Dalai Lama spreads message of compassion and forgiveness in Rutgers speech

By ROSA CIRIANNI, Associated Press, September 25, 2005

PISCATAWAY, N.J. (USA) -- Ed Abitanta and Tom Kohutick were among the thousands who came from near and far to hear the Dalai Lama speak at Rutgers Stadium on Sunday.

The two men and about 50 other people walked a mile from a nearby yoga studio to see the Tibetan spiritual leader and hear his message of frank and honest communication in dealing with political and personal conflict.

"It was kind of a pilgrimage here this morning," is how Kohutick, a Marlboro resident, described the procession from the Franklin Township site.

The group was part of a crowd of about 36,000 people who came to see Tenzin Gyatso, the 14th Dalai Lama, who is the spiritual leader and head of state for the Tibetan people. He was tapped at age two as the reincarnation of the 13th Dalai Lama, enthroned at age five, and took over full political leadership of his country by 15.

The Dalai Lama has been living in exile in India since he was forced from Tibet in 1959, a decade after China's invasion and failed peace talks with Chinese leaders. Since then, he has been working to maintain the Tibetan culture, language and religion of Buddhism and advocating nonviolence throughout the world.

The 70 year-old, who won the 1989 Nobel Peace Prize, told young people they have a responsibility to make this century one of peace. He also urged them to develop a wider perspective of the world and not just focus on "America, America, America."

And many in the crowd say his message got through.

Arielle Gomberg and J.C. Goffe said they came to the event to be in the presence of the Dalai Lama. Arielle is Jewish and Goffe is Catholic.

"What he's saying spans sexuality, race, religion, everything. It's for humanity," said Goffe, 28, a former Rutgers student.

Gomberg said the Dalai Lama's teachings could help society.

"His quiet mind is the kind of serenity New Jersey, home of strip malls, could use," she said.

A row of monks, wearing their traditional brightly colored gold and maroon attire, were among a few dozen people who sat near the stage on blankets, pillows or mats spread across the 10- and 20-yard lines on the football field.
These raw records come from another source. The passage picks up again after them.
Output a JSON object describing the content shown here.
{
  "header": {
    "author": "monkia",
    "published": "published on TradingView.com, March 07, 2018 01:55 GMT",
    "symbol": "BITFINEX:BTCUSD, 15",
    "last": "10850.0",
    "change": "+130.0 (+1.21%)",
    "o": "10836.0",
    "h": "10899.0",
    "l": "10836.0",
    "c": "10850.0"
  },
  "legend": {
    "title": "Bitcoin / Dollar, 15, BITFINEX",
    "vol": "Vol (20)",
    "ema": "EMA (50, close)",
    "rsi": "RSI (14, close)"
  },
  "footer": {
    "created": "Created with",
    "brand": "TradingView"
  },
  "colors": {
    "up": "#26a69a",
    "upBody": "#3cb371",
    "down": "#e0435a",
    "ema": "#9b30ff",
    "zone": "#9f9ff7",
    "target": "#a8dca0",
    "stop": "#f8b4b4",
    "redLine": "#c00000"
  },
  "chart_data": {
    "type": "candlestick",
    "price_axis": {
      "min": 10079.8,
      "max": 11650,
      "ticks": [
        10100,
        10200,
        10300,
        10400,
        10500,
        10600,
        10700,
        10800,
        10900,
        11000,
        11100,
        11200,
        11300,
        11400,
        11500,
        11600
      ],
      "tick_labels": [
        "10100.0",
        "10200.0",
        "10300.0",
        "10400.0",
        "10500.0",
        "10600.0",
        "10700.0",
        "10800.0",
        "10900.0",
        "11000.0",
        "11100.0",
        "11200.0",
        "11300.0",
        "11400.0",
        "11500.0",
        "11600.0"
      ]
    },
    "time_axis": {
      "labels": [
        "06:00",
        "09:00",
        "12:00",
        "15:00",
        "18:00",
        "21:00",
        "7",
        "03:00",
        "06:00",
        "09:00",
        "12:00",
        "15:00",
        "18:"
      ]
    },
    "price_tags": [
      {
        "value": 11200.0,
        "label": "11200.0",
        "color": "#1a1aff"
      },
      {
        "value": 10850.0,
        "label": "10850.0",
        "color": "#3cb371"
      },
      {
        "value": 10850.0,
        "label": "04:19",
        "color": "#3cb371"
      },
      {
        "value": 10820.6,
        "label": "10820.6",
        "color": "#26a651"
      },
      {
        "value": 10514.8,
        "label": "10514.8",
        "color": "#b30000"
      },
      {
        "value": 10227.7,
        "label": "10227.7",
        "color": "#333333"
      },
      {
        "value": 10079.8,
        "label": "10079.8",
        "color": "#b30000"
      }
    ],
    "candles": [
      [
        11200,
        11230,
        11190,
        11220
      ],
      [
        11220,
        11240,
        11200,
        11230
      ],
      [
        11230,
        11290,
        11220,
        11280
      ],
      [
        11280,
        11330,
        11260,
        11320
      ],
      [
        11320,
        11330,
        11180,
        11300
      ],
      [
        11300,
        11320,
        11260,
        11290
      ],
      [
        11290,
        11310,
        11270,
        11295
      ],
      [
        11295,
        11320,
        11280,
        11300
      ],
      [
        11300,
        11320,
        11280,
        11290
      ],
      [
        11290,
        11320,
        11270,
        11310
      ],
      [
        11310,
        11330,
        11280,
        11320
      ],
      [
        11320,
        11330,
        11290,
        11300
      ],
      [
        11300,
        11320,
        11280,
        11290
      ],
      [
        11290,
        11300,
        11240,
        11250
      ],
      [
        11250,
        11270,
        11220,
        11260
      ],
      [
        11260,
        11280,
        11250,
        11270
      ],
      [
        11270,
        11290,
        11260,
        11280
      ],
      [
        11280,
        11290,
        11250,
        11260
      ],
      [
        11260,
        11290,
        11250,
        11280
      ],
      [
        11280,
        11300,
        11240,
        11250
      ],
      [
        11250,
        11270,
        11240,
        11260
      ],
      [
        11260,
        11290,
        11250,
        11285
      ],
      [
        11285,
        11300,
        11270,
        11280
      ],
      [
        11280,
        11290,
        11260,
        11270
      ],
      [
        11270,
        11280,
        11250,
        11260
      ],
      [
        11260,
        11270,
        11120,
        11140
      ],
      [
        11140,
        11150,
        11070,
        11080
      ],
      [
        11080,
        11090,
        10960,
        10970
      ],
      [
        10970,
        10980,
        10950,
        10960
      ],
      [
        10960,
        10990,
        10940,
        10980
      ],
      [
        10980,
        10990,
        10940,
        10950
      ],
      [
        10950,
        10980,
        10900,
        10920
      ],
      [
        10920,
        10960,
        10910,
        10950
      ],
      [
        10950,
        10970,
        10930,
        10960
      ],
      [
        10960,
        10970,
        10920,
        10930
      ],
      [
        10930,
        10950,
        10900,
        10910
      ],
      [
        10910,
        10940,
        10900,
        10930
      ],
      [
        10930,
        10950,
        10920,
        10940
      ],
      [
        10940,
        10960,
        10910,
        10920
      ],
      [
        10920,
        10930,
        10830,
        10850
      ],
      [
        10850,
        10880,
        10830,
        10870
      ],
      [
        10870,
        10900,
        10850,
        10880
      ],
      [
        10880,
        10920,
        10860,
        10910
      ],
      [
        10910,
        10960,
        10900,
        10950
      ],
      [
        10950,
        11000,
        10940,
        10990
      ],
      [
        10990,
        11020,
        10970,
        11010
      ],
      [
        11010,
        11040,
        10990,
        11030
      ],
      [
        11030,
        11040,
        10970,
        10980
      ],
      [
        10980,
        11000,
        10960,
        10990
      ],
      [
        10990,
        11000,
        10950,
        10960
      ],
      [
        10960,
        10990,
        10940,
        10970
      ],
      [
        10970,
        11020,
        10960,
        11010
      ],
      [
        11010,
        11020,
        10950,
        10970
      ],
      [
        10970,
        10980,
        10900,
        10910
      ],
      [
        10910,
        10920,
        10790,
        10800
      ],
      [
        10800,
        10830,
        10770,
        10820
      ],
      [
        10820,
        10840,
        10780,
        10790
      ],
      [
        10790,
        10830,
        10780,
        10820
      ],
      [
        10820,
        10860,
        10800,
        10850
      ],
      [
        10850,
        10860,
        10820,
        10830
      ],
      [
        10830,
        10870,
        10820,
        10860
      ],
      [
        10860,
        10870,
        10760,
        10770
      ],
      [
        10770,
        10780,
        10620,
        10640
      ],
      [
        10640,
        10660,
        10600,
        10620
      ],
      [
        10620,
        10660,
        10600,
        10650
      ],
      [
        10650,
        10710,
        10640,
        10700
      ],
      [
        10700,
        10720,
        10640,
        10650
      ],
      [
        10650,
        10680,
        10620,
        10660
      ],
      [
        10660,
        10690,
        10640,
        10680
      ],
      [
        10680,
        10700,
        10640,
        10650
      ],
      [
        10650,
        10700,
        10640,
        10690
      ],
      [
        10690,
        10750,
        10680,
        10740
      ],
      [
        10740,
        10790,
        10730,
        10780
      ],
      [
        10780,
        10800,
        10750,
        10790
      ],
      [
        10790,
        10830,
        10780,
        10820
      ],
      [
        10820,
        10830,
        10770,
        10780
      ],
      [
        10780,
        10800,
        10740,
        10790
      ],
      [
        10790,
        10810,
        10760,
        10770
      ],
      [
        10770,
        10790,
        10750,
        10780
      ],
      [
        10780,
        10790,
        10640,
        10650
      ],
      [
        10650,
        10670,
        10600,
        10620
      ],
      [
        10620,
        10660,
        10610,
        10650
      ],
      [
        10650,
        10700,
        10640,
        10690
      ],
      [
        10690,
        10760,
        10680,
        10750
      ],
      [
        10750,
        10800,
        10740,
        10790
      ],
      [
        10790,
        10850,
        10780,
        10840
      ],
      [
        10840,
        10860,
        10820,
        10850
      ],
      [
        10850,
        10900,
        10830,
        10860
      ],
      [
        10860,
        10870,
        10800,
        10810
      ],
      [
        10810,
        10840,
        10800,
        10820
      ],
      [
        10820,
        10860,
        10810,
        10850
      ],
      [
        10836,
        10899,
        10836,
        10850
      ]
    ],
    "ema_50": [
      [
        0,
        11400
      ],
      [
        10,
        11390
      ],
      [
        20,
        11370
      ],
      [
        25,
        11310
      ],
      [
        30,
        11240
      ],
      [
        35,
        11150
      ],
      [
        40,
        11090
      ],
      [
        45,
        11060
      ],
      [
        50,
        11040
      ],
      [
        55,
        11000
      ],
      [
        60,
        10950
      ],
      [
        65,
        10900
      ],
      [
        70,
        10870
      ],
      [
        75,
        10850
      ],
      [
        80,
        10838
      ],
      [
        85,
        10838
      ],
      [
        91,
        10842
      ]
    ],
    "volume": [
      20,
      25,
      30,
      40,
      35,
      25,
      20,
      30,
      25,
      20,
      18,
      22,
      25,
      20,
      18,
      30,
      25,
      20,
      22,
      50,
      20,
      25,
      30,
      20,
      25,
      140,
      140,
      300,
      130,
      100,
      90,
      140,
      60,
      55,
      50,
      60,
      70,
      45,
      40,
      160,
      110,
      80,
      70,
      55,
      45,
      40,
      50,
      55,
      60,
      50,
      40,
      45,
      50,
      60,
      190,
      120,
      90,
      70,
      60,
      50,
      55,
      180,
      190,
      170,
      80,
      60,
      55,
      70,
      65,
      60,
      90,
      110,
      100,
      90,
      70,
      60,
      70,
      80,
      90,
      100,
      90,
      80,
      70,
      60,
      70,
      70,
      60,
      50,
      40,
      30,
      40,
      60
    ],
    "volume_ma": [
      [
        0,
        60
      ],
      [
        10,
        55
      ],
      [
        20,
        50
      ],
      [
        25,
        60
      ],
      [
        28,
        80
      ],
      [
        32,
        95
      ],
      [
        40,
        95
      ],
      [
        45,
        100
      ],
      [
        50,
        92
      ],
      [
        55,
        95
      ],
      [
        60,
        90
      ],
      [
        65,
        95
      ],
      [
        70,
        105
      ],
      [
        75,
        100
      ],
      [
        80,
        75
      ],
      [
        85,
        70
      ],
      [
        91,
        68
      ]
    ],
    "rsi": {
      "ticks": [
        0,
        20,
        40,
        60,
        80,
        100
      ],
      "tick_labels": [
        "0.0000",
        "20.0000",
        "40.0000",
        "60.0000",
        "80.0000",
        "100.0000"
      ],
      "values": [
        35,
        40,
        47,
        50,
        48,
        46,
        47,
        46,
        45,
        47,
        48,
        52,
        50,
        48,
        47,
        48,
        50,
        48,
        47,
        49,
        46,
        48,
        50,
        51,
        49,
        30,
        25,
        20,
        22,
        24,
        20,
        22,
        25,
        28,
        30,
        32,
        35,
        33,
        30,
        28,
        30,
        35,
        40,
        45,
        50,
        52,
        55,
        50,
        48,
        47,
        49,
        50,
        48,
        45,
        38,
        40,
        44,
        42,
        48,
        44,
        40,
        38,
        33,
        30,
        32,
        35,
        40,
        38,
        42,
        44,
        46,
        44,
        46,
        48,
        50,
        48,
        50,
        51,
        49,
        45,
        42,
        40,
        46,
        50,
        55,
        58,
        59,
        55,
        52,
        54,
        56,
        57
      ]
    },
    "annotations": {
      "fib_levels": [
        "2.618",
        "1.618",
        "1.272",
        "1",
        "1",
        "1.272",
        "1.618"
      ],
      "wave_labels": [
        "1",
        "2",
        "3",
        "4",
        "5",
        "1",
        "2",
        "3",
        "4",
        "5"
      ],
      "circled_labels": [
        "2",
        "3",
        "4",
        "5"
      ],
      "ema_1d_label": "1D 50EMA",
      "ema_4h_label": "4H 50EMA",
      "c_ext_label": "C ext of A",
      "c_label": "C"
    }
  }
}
The visit also attracted several foreign media outlets, including Asian and Russian television stations, a German press agency and publications focusing on Jewish and Catholic issues and life.

The event also marked the largest nonathletic event in Rutgers history, topping visits by former President Bill Clinton (before the stadium was built), and former U.S. Attorney General Janet Reno.

The Dalai Lama's humility and humor won over his audience, who responded often with laughter and applause. When Rutgers President Richard McCormick presented him with an honorary degree, he said it was an honor to receive it without having to work hard and study for it.

He started his "Peace, War and Reconciliation" lecture by saying that the topics were familiar to everybody.

"I have nothing to offer, new ideas or new views, nothing special. So, you may disappoint after listen to my ... lecture. If you feel boring, then I'm sorry. But at least today this weather -- not hot, not cold, quite pleasant, so just a few minutes you spend here OK, not my problem," he said.

The Dalai Lama also addressed nuclear and weapons, calling them dangerous and expensive _ not just in financial terms, but also to humanity. He gave the example of some African states that have an abundance of weapons, but not enough food for their people.

He said it should be society's dream that the whole world should be free of nuclear and biological weapons. The Dalai Lama called the concept of war "outdated," and said peaceful reconciliation requires determination, and frank dialogue.

"This whole planet is just us," he said. "Therefore, destruction of another area essentially is destruction of yourself."

The Dalai Lama said people need to develop a deeper awareness about their emotions _ which ones are beneficial and which are destructive. When anger dominates, he said it has a tendency to obscure reality.

He also stressed that all humans are fundamentally the same, mentally, emotionally and in their desire for happiness. Anger and jealousy also are normal experiences that he feels too, for example, when his translator on stage with him speaks better English.

And he said the major religions, although different in philosophy, are the same by having one supreme being and teaching forgiveness, discipline, love, tolerance and compassion. The Dalai Lama also noted that he is not all knowing, and does not have an answer about how to resolve the conflict between Israel and Palestine when asked.

Anu Goswami, 37, a fashion designer from New York, said she the Dalai Lama's humor surprised her. "He came across as a human being, he came across as a person you could bond with," she said.